Monsieur le Ministre,
Madame la Ministre,
Mesdames et Messieurs les Parlementaires,
Monsieur le Secrétaire général,
Mesdames et Messieurs les Ambassadeurs,
Mesdames, Messieurs, chers Amis

Depuis un an, nous mettons en oeuvre ensemble une réforme ambitieuse de notre politique de coopération dont vous assurez sur place le pilotage stratégique.
Depuis un an, la France prend des initiatives innovantes en matière de financement du développement qu'il vous est demandé de défendre avec énergie.
Depuis un an, la France s'est engagée avec ses partenaires dans une profonde restructuration des institutions de la francophonie qui devient, avec votre soutien, une force de plus en plus attractive.
Soyez donc remerciés ainsi que vos collaborateurs, pour tous les efforts contribuant à la réussite de ces différentes réformes qui permettent à notre pays d'avoir une politique plus visible, plus rayonnante et plus efficace dans l'utilisation de l'argent public.
Soyez également persuadés que nous allons devoir être encore plus actifs et plus réactifs car l'actualité nous l'impose.
En effet, coopération, développement et francophonie sont des sujets situés au coeur des grandes problématiques mondiales, qu'il s'agisse des questions migratoires, des grandes pandémies, de la préservation de l'environnement ou du rôle de la diversité culturelle dans l'établissement d'un monde multipolaire.


I - Vous le savez, le développement des pays du Sud est une priorité affichée clairement par le président de la République, car c'est la clef de toute politique efficace pour lutter contre l'immigration clandestine, le terrorisme ou les grandes pandémies.

- La question des migrations constitue sans aucun doute le principal défi humain auquel nous avons à répondre.
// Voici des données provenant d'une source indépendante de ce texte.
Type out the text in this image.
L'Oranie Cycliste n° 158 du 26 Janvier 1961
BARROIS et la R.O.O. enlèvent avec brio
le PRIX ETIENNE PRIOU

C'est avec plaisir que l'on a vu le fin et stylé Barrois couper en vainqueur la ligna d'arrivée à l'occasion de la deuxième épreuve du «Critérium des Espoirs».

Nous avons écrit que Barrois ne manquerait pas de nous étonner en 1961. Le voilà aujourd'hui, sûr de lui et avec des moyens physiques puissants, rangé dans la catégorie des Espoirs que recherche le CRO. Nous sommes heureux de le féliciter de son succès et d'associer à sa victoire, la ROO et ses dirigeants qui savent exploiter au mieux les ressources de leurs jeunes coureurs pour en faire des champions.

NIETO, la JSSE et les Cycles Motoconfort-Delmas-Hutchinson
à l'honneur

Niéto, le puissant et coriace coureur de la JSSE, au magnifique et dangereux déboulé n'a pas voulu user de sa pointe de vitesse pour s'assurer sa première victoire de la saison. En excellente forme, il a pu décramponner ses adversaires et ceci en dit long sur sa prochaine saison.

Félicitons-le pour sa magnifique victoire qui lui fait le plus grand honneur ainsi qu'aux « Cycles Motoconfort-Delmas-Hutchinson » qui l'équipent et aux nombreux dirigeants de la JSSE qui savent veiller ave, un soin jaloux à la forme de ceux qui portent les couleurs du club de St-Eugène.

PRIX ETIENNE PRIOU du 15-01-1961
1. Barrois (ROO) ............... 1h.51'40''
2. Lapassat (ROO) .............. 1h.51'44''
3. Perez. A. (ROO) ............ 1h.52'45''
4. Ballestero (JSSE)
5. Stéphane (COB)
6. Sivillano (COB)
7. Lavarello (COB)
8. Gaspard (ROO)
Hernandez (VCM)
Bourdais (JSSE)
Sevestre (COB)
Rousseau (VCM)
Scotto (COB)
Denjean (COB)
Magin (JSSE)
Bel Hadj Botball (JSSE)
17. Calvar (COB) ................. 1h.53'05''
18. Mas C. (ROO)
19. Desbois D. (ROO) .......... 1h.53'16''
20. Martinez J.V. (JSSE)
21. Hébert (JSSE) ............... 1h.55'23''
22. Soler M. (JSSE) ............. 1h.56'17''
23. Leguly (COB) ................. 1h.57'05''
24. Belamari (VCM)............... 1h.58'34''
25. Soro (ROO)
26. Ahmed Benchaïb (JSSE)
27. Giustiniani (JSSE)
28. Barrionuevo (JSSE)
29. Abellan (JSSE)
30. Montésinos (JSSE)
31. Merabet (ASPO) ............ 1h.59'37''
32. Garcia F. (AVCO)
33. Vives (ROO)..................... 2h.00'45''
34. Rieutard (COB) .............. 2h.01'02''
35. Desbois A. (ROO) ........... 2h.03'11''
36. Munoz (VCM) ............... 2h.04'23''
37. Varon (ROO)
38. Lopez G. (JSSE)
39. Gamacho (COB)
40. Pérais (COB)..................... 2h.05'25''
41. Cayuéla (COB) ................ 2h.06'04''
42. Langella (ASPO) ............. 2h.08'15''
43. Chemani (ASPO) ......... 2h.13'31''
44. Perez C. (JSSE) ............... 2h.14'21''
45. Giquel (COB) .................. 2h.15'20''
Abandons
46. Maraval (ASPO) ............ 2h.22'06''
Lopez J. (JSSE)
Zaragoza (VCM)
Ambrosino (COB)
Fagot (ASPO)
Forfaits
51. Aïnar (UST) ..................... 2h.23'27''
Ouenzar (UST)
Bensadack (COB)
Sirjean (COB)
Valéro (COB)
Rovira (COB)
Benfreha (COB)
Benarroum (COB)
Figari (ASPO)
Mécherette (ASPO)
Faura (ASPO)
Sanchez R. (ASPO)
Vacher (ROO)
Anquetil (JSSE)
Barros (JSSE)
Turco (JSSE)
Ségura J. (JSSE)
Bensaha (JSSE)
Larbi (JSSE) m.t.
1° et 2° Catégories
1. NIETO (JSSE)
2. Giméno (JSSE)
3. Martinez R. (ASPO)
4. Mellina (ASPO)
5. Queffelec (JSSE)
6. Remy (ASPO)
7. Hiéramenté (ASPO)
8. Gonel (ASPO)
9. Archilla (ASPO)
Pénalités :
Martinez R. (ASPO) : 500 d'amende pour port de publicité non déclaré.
La communauté internationale a pris acte du lien qu'il nous faut établir de manière plus étroite entre le développement et le fait migratoire : c'était le sujet de la Conférence de Rabat qui s'est tenue début juillet, et qui a réuni pour la première fois l'Europe et l'Afrique. C'est en effet en s'attaquant à la pauvreté, dont on sait qu'elle est la première motivation à quitter son pays d'origine, que l'on parviendra à agir le plus efficacement sur les flux migratoires. Je vous demande donc de veiller à ce que notre coopération intègre cette exigence dans les actions de coopération avec vos pays de résidence respectifs. Nous devons en effet faire en sorte qu'à "l'immigration choisie" dans les pays d'arrivée, puisse correspondre une " émigration choisie " dans les pays de départ.

C'est pourquoi le dernier Comité interministériel pour la coopération internationale et le développement a validé un plan d'action en trois points :

  • d'abord, un soutien accru aux projets de terrain initiés par les migrants en faveur de leur pays d'origine ;
  • ensuite, la facilitation de leurs transferts de fonds ;
  • et enfin, la mobilisation des compétences acquises en France.
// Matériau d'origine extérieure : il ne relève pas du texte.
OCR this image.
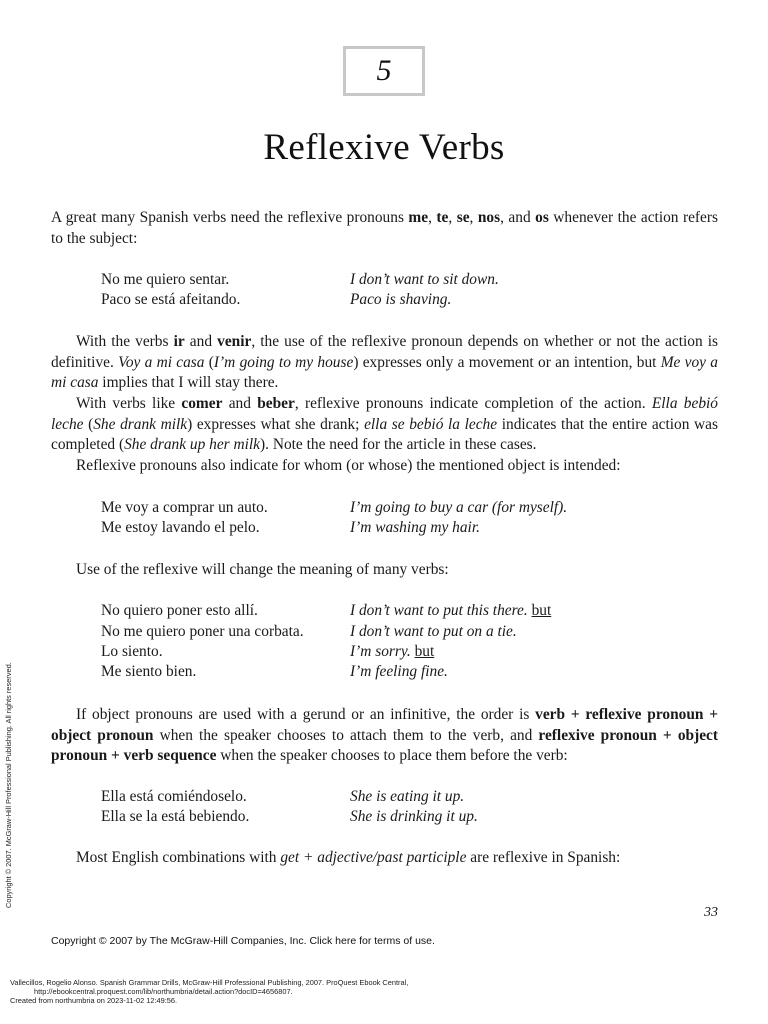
5
Reflexive Verbs

A great many Spanish verbs need the reflexive pronouns me, te, se, nos, and os whenever the action refers to the subject:

No me quiero sentar.	I don’t want to sit down.
Paco se está afeitando.	Paco is shaving.

With the verbs ir and venir, the use of the reflexive pronoun depends on whether or not the action is definitive. Voy a mi casa (I’m going to my house) expresses only a movement or an intention, but Me voy a mi casa implies that I will stay there.

With verbs like comer and beber, reflexive pronouns indicate completion of the action. Ella bebió leche (She drank milk) expresses what she drank; ella se bebió la leche indicates that the entire action was completed (She drank up her milk). Note the need for the article in these cases.

Reflexive pronouns also indicate for whom (or whose) the mentioned object is intended:

Me voy a comprar un auto.	I’m going to buy a car (for myself).
Me estoy lavando el pelo.	I’m washing my hair.

Use of the reflexive will change the meaning of many verbs:

No quiero poner esto allí.	I don’t want to put this there. but
No me quiero poner una corbata.	I don’t want to put on a tie.
Lo siento.	I’m sorry. but
Me siento bien.	I’m feeling fine.

If object pronouns are used with a gerund or an infinitive, the order is verb + reflexive pronoun + object pronoun when the speaker chooses to attach them to the verb, and reflexive pronoun + object pronoun + verb sequence when the speaker chooses to place them before the verb:

Ella está comiéndoselo.	She is eating it up.
Ella se la está bebiendo.	She is drinking it up.

Most English combinations with get + adjective/past participle are reflexive in Spanish:

33
Copyright © 2007 by The McGraw-Hill Companies, Inc. Click here for terms of use.
Copyright © 2007. McGraw-Hill Professional Publishing. All rights reserved.
Vallecillos, Rogelio Alonso. Spanish Grammar Drills, McGraw-Hill Professional Publishing, 2007. ProQuest Ebook Central,
http://ebookcentral.proquest.com/lib/northumbria/detail.action?docID=4656807.
Created from northumbria on 2023-11-02 12:49:56.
Je voudrais particulièrement insister sur ce dernier aspect des compétences. La France ne ménage pas ses efforts en faveur de la formation : elle y consacre déjà plus d'un milliard d'euros chaque année en bourses, appuis aux systèmes éducatifs ou accueil gratuit d'étudiants dans ses universités. Il vous appartient de veiller à ce que notre pays puisse apporter toute sa contribution à cette formation, en particulier dans le secteur de la santé, qui souffre encore plus que les autres d'un grave déficit dans de nombreux pays en développement.
Nous aurons l'occasion de débattre de ces questions dans une table-ronde et préciser notre politique de co-développement qui est désormais connue, reconnue et même imitée.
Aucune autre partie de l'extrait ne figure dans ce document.